The event, titled “Ask the Chief,” occurred more than a week after a video circulated on Twitter, depicting the arrest of Ty Bealer, a young black man who was apprehended by Athens City Police Department (APD) officers in a way that some have characterized as excessive.

The forum was sponsored by a number of organizations including the NAACP and the Ohio University Black Student Union.

Here are six major takeaways from the event.

Was race a factor?

Pyle maintained throughout the night that he doesn’t think Bealer was singled out or treated differently because of his race. Police consider race when interacting with people of color, he said.

“I think people of color, when they encounter police officers, they’re thinking about everything they’ve experienced themselves, that they’ve watched happen, that they’ve seen happen, suspect has happened,” Pyle said. “And they’re bringing that to the contact — the interaction. And I think police officers do that as well.”

Both Pyle and Powers said they don’t think they could get rid of an officer’s deeply ingrained implicit biases through training, and they would rather fire these officers or not hire them in the first place.

How APD and OUPD use force:

There have been 269 uses of force at the APD since 2007, according to Pyle. Nearly 48% of these incidents involve three or more officers. It is common police practice to take a person to the ground and hold their head down if they are resisting arrest so that they don’t move around and hurt themselves or others, he said. 

When someone is not resisting arrest, Pyle said he expects no force to be used. However, when force is used, it can often look bad, he added.

“Use of force incidents look immoral sometimes. Maybe all of the time,” Pyle said.

Additionally, when reviewing use of force incidents, Powers looks at the suspect’s age, health, size and a number of other factors to decide if the force was justified.

Use of force complaints and Officer Ethan Doerr:

Multiple audience members raised concerns about Officer Ethan Doerr — one of three officers who arrested Bealer — and his history of excessive force lawsuits and incidents. One of these incidents happened while Doerr worked for the Logan Police Department.

APD knew about this incident when he was being screened for hiring, and they hired him despite this, Pyle said. One community member suggested that Doerr be suspended while Bealer’s arrest is being investigated, but Pyle and Powers did not get a chance to respond to this suggestion.

Pyle also said that Doerr has not been disciplined nor received extra training as a result of these incidents and lawsuits. He explained that nothing Doerr has done has been actionable. Additionally, Pyle said that Doerr’s history with using force is similar to most officers’ history with force.

Since Pyle joined APD in 2007, he has seen zero use of force complaints targeting officers on his staff. 

Makeup of APD and OUPD and recruiting minorities:

Currently, there are zero African American police officers working for APD or OUPD, the respective chiefs said. All three chiefs expressed a desire to recruit more minority officers, but they said it is often difficult to do so in this region. Police salaries are depressed by 10 to 15% in this region, leading many minority officers to work in affluent Columbus suburbs where they can be paid more, Powers said. 

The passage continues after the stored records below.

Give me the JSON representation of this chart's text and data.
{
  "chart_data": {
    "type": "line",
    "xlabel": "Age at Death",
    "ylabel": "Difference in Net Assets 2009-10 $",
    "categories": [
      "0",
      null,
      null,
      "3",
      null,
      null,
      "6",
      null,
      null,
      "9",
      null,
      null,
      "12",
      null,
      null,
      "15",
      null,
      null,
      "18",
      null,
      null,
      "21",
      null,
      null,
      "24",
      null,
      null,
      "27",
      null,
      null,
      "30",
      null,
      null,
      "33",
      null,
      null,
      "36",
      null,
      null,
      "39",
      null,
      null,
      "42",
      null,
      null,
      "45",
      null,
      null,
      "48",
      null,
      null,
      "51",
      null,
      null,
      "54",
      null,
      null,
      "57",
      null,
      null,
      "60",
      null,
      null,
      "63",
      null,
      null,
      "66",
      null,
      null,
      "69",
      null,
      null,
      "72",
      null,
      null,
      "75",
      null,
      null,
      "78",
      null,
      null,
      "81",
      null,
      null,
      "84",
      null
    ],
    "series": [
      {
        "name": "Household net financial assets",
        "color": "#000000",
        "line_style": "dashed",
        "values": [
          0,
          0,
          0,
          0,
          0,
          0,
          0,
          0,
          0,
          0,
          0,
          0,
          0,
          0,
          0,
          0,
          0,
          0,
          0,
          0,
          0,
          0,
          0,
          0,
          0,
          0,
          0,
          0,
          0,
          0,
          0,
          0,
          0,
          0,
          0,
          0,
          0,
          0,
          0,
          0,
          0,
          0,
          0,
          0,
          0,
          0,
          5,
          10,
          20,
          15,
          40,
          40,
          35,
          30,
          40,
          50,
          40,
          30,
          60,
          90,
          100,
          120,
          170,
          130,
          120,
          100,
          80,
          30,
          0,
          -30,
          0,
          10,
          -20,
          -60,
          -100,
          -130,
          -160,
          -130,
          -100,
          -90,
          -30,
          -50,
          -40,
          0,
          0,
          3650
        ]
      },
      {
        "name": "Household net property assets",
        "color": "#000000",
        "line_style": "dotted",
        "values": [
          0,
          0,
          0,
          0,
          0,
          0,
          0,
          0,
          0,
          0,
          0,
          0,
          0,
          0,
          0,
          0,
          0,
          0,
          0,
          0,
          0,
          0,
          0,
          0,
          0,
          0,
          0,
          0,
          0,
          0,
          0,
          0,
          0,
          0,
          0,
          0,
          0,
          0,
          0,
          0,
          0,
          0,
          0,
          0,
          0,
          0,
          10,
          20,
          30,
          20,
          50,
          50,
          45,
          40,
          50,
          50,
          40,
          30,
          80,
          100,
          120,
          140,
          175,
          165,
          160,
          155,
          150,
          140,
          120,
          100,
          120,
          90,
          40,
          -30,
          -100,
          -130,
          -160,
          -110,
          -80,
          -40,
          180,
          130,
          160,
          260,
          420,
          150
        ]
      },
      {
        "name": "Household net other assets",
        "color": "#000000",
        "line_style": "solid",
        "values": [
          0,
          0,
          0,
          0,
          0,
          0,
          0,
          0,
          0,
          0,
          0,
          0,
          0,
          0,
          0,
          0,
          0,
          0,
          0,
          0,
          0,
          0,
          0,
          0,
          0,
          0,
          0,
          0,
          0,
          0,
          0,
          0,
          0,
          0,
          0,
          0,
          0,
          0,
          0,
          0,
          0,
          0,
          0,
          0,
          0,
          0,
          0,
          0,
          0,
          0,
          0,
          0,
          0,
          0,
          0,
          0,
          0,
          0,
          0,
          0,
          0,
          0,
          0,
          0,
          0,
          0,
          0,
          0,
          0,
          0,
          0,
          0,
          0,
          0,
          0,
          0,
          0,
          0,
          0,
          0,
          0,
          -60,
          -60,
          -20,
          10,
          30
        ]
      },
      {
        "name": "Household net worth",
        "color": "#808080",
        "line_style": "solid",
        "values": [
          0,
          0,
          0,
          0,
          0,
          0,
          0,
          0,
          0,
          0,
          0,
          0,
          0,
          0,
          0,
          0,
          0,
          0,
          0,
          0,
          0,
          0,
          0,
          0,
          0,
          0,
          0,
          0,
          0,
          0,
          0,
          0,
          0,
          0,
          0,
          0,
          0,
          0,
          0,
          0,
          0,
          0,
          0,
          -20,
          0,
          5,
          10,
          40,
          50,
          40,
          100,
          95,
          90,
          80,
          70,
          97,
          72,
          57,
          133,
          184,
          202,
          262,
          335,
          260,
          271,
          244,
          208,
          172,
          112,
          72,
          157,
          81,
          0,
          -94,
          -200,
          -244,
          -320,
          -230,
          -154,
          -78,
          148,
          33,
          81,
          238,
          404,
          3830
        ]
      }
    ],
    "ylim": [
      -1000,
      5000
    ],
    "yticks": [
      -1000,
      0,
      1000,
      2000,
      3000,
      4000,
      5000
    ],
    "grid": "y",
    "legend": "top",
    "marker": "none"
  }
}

Tims shared her own solution to recruiting minority officers. She currently offers minority applicants a scholarship to go through the Hocking College Police Academy. Once they pass, she gives them their “gun belt,” effectively hiring them into the force.

Audience reactions:

The audience had a variety of questions and comments for the chiefs. Many had to do with police training, procedure and responses, but some audience members shared their own experiences.

One member of the audience, who left before the end of the forum, said that he knew Bealer as a young man who doesn’t curse and who was involved in soccer. He also shared his concerns about how Bealer’s arrest will impact the young man’s life.

“There may have not been physical damage to this young man, alright,” he said. “But the mental damage of this incident is going to impact this young man for the rest of his life.”

At times, the forum became adversarial. When one audience member yelled “cops and klan go hand in hand,” Pyle responded: “OK, gotcha.”

Several black audience members also said they took issue with white activists attempting to speak for them instead of asking them how to be better allies.

Police-community relations:

Much of the evening was spent discussing how the police departments can improve their relationships with minority communities. All three chiefs expressed a willingness to get out into the community more and took suggestions from the audience about how to accomplish this. 

Some audience members suggested forming intimate, small groups to have a conversation with police officers. Another suggested bringing more police officers to outreach events like “Coffee With A Cop,” a program where officers provide free coffee and converse with students and Athens residents.